Ki Asem Gede dan kawan-kawannya menjadi ragu-ragu. Apakah tempat itu bukan suatu alat perangkap saja.
“Kau mau main gila Samparan?” tanya Ki Asem Gede dengan suara geram.
“Mana aku berani berbuat sesuatu terhadap kalian,”

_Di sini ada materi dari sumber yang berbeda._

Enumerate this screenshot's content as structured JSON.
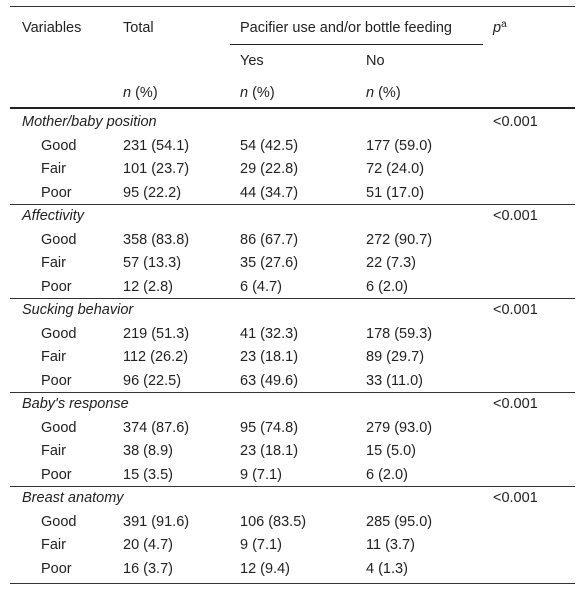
{
  "header": {
    "variables": "Variables",
    "total": "Total",
    "group": "Pacifier use and/or bottle feeding",
    "p_label": "p",
    "p_sup": "a",
    "yes": "Yes",
    "no": "No",
    "n_italic": "n",
    "n_pct": " (%)"
  },
  "sections": [
    {
      "title": "Mother/baby position",
      "p": "<0.001",
      "rows": [
        {
          "label": "Good",
          "total": "231 (54.1)",
          "yes": "54 (42.5)",
          "no": "177 (59.0)"
        },
        {
          "label": "Fair",
          "total": "101 (23.7)",
          "yes": "29 (22.8)",
          "no": "72 (24.0)"
        },
        {
          "label": "Poor",
          "total": "95 (22.2)",
          "yes": "44 (34.7)",
          "no": "51 (17.0)"
        }
      ]
    },
    {
      "title": "Affectivity",
      "p": "<0.001",
      "rows": [
        {
          "label": "Good",
          "total": "358 (83.8)",
          "yes": "86 (67.7)",
          "no": "272 (90.7)"
        },
        {
          "label": "Fair",
          "total": "57 (13.3)",
          "yes": "35 (27.6)",
          "no": "22 (7.3)"
        },
        {
          "label": "Poor",
          "total": "12 (2.8)",
          "yes": "6 (4.7)",
          "no": "6 (2.0)"
        }
      ]
    },
    {
      "title": "Sucking behavior",
      "p": "<0.001",
      "rows": [
        {
          "label": "Good",
          "total": "219 (51.3)",
          "yes": "41 (32.3)",
          "no": "178 (59.3)"
        },
        {
          "label": "Fair",
          "total": "112 (26.2)",
          "yes": "23 (18.1)",
          "no": "89 (29.7)"
        },
        {
          "label": "Poor",
          "total": "96 (22.5)",
          "yes": "63 (49.6)",
          "no": "33 (11.0)"
        }
      ]
    },
    {
      "title": "Baby's response",
      "p": "<0.001",
      "rows": [
        {
          "label": "Good",
          "total": "374 (87.6)",
          "yes": "95 (74.8)",
          "no": "279 (93.0)"
        },
        {
          "label": "Fair",
          "total": "38 (8.9)",
          "yes": "23 (18.1)",
          "no": "15 (5.0)"
        },
        {
          "label": "Poor",
          "total": "15 (3.5)",
          "yes": "9 (7.1)",
          "no": "6 (2.0)"
        }
      ]
    },
    {
      "title": "Breast anatomy",
      "p": "<0.001",
      "rows": [
        {
          "label": "Good",
          "total": "391 (91.6)",
          "yes": "106 (83.5)",
          "no": "285 (95.0)"
        },
        {
          "label": "Fair",
          "total": "20 (4.7)",
          "yes": "9 (7.1)",
          "no": "11 (3.7)"
        },
        {
          "label": "Poor",
          "total": "16 (3.7)",
          "yes": "12 (9.4)",
          "no": "4 (1.3)"
        }
      ]
    }
  ]
}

sahut Samparan bersungguh-sungguh. Meskipun demikian mereka harus
berhati-hati juga. Ki Asem Gede kemudian berjalan dahulu, baru Samparan
di belakangnya kemudian Mahesa Jenar dan Mantingan dengan trisulanya di
belakangnya lagi sambil mengawasi kalau-kalau Samparan akan mengkhianati
mereka. Ruang di bawah tanah itu terdiri dua bagian. Bagian pertama
adalah sebuah ruangan yang terbuka dan kosong, diterangi beberapa obor
yang ditancapkan pada dinding ruangan. Di bagian atas ruangan tampak
beberapa lubang udara yang dengan jalur-jalur bumbung dari tanah liat
dihubungkan dengan udara terbuka. Sedang bagian kedua adalah sebuah
ruang yang dipisahkan oleh sebuah dinding papan dengan ruang yang
pertama. Dinding itu mempunyai sebuah pintu yang kuat dan dikancing
dengan sebuah palang kayu yang cukup besar.
“Di situlah Nyai Wirasaba disimpan oleh Watu Gunung,” kata Samparan sambil menunjuk pada palang pintu yang besar itu.
Ki Asem Gede jadi tertegun. Ia ragu-ragu
untuk membuka pintu itu. Jangan-jangan ada sesuatu yang berbahaya.
Rupanya Samparan mengerti isi hati Ki Asem Gede, maka sambungnya, “Bolehkah aku membukanya?”
Ki Asem Gede masih ragu-ragu sebentar, tetapi kemudian katanya, “Bukalah, tetapi jangan main gila.”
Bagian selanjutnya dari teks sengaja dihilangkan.